Holding On To The House To Sell:

This could be an option if your parents move to an independent or assisted living home. When there’s nobody to take care of the home, the best thing to do may be to sell the home. There are some variables on how much money you’d be able to get, including, the local real estate market, the condition of the home, and even your parent’s readiness to sell the home. This can be accomplished regardless of which of the above choices you choose.

 

Consider these Factors in Your Decision:

Before Anything, Consult with Siblings

It’s important to get on the same page with siblings prior to discussing this topic with aging parents. A unified approach will help the actual conversation go smoothly.

 

Do Your Financial Homework

Understand how much it costs when deciding between will or trust and considers the value of the property, as well as other assets your parents have.

 

Plan a Family Meeting

Of course, it’s never an easy subject to broach, but nonetheless, it is a practical one.
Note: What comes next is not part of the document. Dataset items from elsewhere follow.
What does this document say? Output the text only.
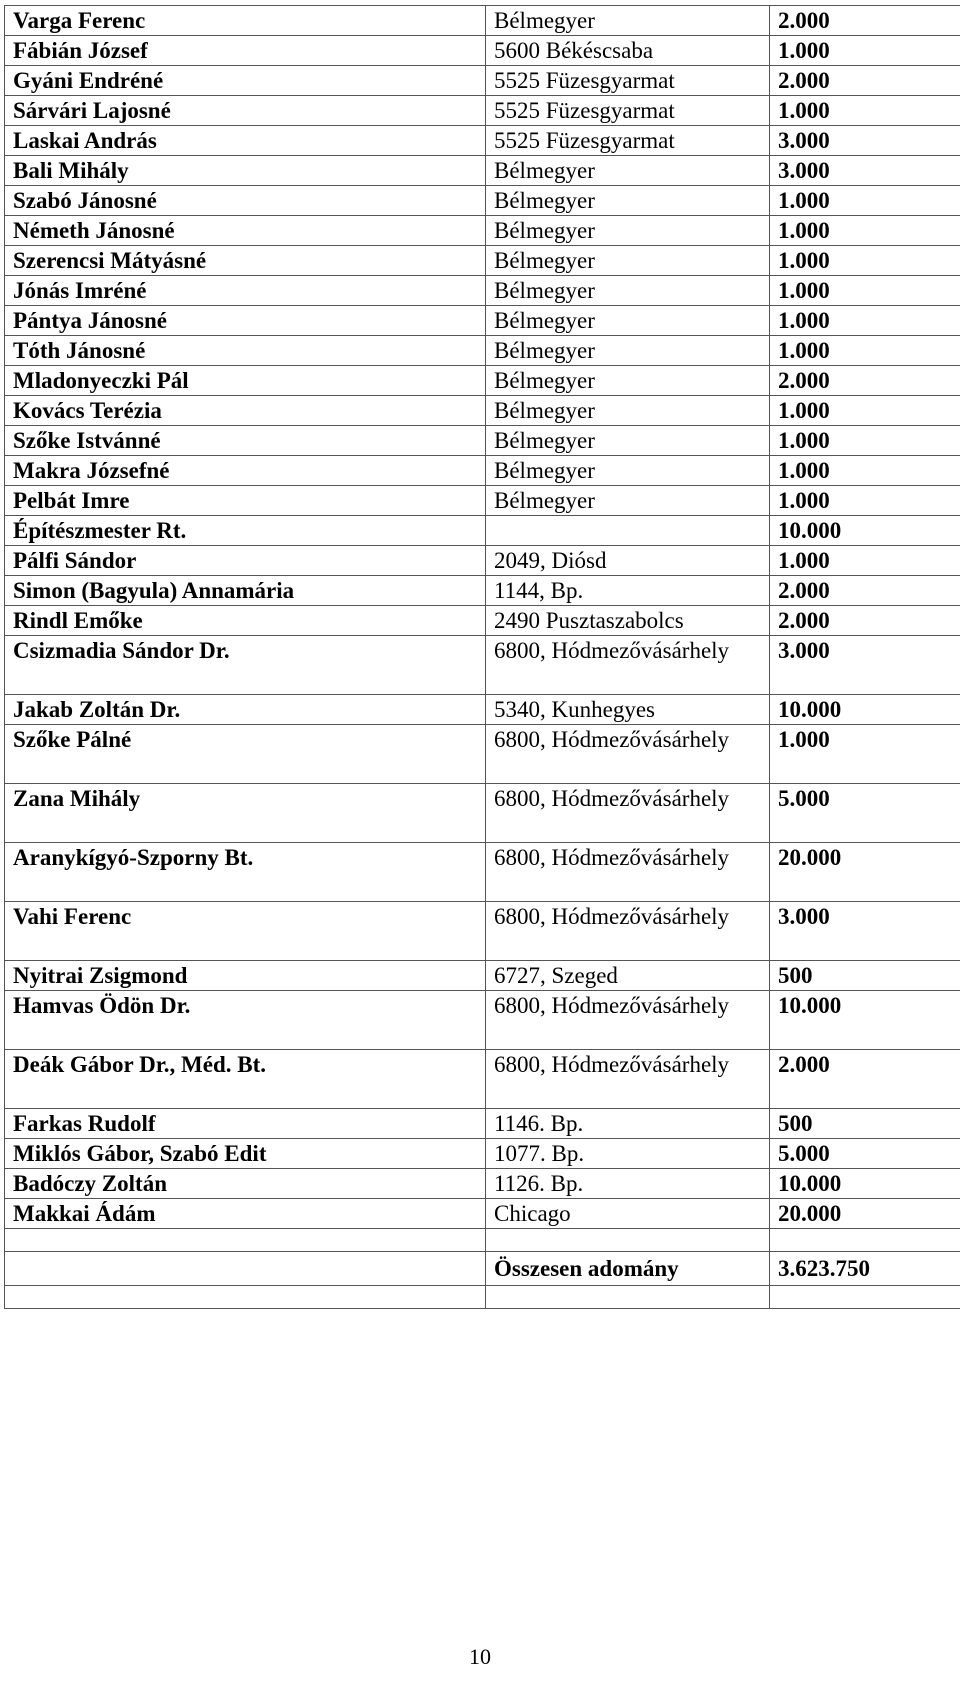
Varga Ferenc	Bélmegyer	2.000
Fábián József	5600 Békéscsaba	1.000
Gyáni Endréné	5525 Füzesgyarmat	2.000
Sárvári Lajosné	5525 Füzesgyarmat	1.000
Laskai András	5525 Füzesgyarmat	3.000
Bali Mihály	Bélmegyer	3.000
Szabó Jánosné	Bélmegyer	1.000
Németh Jánosné	Bélmegyer	1.000
Szerencsi Mátyásné	Bélmegyer	1.000
Jónás Imréné	Bélmegyer	1.000
Pántya Jánosné	Bélmegyer	1.000
Tóth Jánosné	Bélmegyer	1.000
Mladonyeczki Pál	Bélmegyer	2.000
Kovács Terézia	Bélmegyer	1.000
Szőke Istvánné	Bélmegyer	1.000
Makra Józsefné	Bélmegyer	1.000
Pelbát Imre	Bélmegyer	1.000
Építészmester Rt.		10.000
Pálfi Sándor	2049, Diósd	1.000
Simon (Bagyula) Annamária	1144, Bp.	2.000
Rindl Emőke	2490 Pusztaszabolcs	2.000
Csizmadia Sándor Dr.	6800, Hódmezővásárhely	3.000
Jakab Zoltán Dr.	5340, Kunhegyes	10.000
Szőke Pálné	6800, Hódmezővásárhely	1.000
Zana Mihály	6800, Hódmezővásárhely	5.000
Aranykígyó-Szporny Bt.	6800, Hódmezővásárhely	20.000
Vahi Ferenc	6800, Hódmezővásárhely	3.000
Nyitrai Zsigmond	6727, Szeged	500
Hamvas Ödön Dr.	6800, Hódmezővásárhely	10.000
Deák Gábor Dr., Méd. Bt.	6800, Hódmezővásárhely	2.000
Farkas Rudolf	1146. Bp.	500
Miklós Gábor, Szabó Edit	1077. Bp.	5.000
Badóczy Zoltán	1126. Bp.	10.000
Makkai Ádám	Chicago	20.000

	Összesen adomány	3.623.750

10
The best thing to do is to plan a family meeting in advance and make it clear you’ll be discussing family matters.

 

Focus on What Your Parents Want to Do

It’s important for adult children to understand what their parent’s wishes are so we don’t have to be guessing. After all, this is about what’s best for them – their wishes should certainly be a large factor in your decision.

 

Plan for Mental Incapacity, not Just Death

In the event a parent is not in a mental state to make a decision best for them, you’ll want to create an estate plan that accounts for this. One of the most important documents to help accomplish this is the Statutory Durable Power of Attorney.  This document will allow your parents to name an agent to make financial decisions and transactions on their behalf should they become incapacitated for any reason.